3. On note le terme « nouveau » dans le titre de ce cahier.
En quoi est-il nouveau ?
Il est nouveau à plus d’un titre :
- Premièrement, je propose que l’enseignant attire l’attention des élèves sur la forme des lettres, non pas en se contentant de les tracer au tableau ou sur une feuille comme modèle, mais en les comparant aux lettres scriptes qui leur correspondent.
Cette façon de faire met en évidence l’architecture de la lettre cursive qui conserve une partie de la forme scripte. Dans le cahier, les élèves auront à ajouter aux lettres scriptes les éléments nécessaires pour obtenir une lettre cursive.
Ce faisant, on peut espérer qu’ils évitent les déformations dues à un manque d’analyse de la forme des lettres.
J’ai procédé à ce type d’exercice avec des élèves de grande section et, non seulement ils découvraient la pertinence des traits d’attaque et de sortie, mais également, ils abordaient avec plaisir les correspondances entre ces deux graphies.
- Deuxièmement, le choix a été de positionner les traits d’attaque et de sortie des lettres au même niveau, c’est-à-dire, à mi-hauteur de l’interligne.
La plupart du temps, les lettres proposées à la copie ont des traits d’attaque diversifiés, sans explication logique, soit ils partent du trait de base, soit à moitié de l’interligne, soit vers le haut … c’est ce qui explique bien souvent les liaisons défectueuses
- Troisièmement, pour aider les élèves dans leur apprentissage du rythme grapho-moteur de l’écriture cursive, les levés de main, obligatoires avant les lettres rondes, sont symbolisés par un tiret vertical, symbolisation qui disparaîtra lorsque l’apprentissage sera avancé et que l’élève aura automatisé ses gestes. Ce découpage est proposé dans le souci d’une éducation motrice, il n’est en rien comparable aux découpages par syllabes, ces derniers étant centrés sur la relation graphie-phonie plus que sur le respect des césures de l’écriture cursive.

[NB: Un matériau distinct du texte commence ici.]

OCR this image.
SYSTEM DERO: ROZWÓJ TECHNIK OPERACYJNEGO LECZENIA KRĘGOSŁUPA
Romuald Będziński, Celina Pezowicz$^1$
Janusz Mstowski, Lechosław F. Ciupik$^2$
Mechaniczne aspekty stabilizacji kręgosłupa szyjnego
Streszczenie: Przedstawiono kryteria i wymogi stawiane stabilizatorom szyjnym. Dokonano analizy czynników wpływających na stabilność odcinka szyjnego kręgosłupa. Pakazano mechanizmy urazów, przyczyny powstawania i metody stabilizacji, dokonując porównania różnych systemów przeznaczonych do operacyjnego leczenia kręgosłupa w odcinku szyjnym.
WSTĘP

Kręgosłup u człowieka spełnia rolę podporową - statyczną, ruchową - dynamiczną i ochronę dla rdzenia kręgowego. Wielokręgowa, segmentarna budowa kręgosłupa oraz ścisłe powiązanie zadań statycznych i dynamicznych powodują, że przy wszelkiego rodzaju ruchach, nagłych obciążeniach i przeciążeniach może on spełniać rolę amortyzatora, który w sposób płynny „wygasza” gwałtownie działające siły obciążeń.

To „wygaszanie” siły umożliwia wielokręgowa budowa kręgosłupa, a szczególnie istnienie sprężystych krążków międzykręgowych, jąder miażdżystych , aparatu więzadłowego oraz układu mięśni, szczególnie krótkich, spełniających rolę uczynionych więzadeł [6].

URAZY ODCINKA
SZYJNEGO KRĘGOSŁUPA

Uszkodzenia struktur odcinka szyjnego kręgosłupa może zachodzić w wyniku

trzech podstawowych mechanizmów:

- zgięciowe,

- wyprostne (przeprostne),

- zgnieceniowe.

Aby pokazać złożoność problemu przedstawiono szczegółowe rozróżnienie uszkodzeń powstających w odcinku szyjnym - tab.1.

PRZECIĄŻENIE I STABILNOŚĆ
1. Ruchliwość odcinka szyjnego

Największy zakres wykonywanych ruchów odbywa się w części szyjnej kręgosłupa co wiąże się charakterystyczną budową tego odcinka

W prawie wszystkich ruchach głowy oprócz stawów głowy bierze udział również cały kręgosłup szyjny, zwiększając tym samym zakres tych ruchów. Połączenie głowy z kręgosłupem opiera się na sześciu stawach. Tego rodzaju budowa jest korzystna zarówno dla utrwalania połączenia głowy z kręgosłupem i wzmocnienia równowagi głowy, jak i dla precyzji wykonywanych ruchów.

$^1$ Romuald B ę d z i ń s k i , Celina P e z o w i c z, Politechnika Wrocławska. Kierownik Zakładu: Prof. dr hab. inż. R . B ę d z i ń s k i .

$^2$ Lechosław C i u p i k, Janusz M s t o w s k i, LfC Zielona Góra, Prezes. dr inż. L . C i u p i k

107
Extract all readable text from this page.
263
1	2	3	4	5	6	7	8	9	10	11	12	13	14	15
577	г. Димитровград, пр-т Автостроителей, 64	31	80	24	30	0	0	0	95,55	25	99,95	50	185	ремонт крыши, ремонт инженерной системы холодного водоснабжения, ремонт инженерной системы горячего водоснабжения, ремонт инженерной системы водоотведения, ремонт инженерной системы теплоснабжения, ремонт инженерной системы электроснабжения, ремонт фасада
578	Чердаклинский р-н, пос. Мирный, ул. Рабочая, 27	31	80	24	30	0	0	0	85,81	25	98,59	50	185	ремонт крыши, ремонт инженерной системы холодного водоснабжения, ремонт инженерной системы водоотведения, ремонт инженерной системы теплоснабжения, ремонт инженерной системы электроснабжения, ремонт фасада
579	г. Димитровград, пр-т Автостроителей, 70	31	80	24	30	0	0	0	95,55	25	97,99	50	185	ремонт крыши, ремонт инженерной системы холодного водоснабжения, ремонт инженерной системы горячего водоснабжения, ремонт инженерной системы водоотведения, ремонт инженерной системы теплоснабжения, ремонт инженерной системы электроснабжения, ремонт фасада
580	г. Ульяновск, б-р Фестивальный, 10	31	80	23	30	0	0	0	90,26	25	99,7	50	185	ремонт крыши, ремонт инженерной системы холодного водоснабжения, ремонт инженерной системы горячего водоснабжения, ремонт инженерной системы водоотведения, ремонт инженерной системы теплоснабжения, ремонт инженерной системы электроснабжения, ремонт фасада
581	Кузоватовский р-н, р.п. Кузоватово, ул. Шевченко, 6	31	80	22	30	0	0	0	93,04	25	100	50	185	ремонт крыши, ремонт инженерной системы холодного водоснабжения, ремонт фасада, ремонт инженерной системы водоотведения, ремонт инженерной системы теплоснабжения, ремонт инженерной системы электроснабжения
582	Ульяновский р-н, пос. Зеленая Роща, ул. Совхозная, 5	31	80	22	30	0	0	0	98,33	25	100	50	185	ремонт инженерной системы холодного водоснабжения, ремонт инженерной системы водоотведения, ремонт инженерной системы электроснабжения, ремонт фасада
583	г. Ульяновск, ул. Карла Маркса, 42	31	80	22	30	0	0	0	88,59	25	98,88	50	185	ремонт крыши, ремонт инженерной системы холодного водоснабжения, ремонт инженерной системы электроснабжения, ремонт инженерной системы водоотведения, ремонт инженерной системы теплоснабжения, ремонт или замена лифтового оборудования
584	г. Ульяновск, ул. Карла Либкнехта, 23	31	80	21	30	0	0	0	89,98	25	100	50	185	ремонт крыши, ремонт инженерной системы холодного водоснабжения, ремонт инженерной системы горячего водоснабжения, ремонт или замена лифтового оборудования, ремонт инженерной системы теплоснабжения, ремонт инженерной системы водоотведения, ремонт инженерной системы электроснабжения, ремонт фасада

Il faut donc lever la main avant les lettres rondes, a, c, d, g, o, q, qui n’ont pas de trait d’attaque car, tracées d’un mouvement antihoraire, le point de départ se situe en haut à droite de la forme.
Un autre tiret, plus discret, marque le freinage moteur devant le lettre « e ». En effet, l’amorce de la lettre, de conception spiralaire, se fait directement par le tracé de la boucle à mi-hauteur de l’interligne, sans trait d’attaque.
- Quatrièmement, l’apport de repères visuels : le début et fin de lettre ou mots, sont signalés par des points de couleur et les lignages du cahier sont de couleurs différentes, symbolisation empruntée aux rééducateurs (en motricité, écriture, dysgraphie, dyspraxie).
- Pour finir, la couverture du cahier offre deux espaces « ardoise blanche » pour s’entraîner à volonté !
4. Quels sont pour vous les principaux bénéfices de l’utilisation de cette démarche pour les élèves ?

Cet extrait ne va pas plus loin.